Irish musical artist (1949–2023)

Séamus Begley (Séamus Ó Beaglaoich, 26 August 1949 – 9 January 2023) was an Irish accordion player, and Irish traditional musician. He was regarded as one of Ireland's greatest accordion players.

==Early life==
Seamus Begley grew up in County Kerry. He was born in Baile na bPoc on the Dingle Peninsula.
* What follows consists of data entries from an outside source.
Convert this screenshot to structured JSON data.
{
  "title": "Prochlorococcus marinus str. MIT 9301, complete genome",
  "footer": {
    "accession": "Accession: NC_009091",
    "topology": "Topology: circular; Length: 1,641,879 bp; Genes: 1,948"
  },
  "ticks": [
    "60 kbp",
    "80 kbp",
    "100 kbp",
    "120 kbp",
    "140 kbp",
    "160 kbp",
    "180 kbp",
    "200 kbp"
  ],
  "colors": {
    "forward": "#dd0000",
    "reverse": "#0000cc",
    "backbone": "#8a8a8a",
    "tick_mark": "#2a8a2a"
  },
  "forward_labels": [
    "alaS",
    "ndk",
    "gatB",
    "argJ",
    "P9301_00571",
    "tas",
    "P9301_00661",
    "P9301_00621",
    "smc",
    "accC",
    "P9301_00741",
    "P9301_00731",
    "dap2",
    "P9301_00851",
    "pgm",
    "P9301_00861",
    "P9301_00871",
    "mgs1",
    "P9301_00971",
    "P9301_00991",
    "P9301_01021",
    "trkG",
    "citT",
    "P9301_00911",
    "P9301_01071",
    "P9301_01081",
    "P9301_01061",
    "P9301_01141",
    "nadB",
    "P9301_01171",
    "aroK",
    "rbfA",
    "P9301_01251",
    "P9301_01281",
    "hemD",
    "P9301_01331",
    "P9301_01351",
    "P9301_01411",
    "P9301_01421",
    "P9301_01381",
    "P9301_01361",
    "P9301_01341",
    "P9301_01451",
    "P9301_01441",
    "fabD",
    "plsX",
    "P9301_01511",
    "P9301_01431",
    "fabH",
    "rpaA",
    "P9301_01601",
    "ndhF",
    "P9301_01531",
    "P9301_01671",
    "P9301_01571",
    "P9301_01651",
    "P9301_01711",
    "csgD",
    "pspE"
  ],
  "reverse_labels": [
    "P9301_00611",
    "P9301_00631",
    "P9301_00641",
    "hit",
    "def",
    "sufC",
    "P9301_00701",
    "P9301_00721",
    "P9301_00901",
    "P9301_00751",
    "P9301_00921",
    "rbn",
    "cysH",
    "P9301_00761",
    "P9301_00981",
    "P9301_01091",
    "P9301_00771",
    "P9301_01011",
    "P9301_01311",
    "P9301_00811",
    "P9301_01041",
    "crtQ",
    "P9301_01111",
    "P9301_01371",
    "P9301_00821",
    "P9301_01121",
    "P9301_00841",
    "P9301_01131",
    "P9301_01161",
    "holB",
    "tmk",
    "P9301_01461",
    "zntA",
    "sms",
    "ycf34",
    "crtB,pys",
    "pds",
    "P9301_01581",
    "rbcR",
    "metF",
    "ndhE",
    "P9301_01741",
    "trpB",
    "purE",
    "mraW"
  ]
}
One of a family of nine, his father, Breandán Ó Beaglaoich, owned the local dance hall and was a well-known accordionist.

==Career==

Begley learned his music at home and began playing at the local céilí at the age of 13. He released his first album, An Ciarraíoch Mallaithe, with his sister Máire in 1973. Begley and his sister paired up again on Planxtaí Bhaile na bPoc in 1989, the same year he played at the Glastonbury Festival with Steve Cooney. He later collaborated with Cooney on the album Meitheal in 1992. Begley later partnered with the likes of Jim Murray, Mary Black, Sharon Shannon and Tim Edey, producing further albums.

==Death==

Begley died on 9 January 2023, at the age of 73.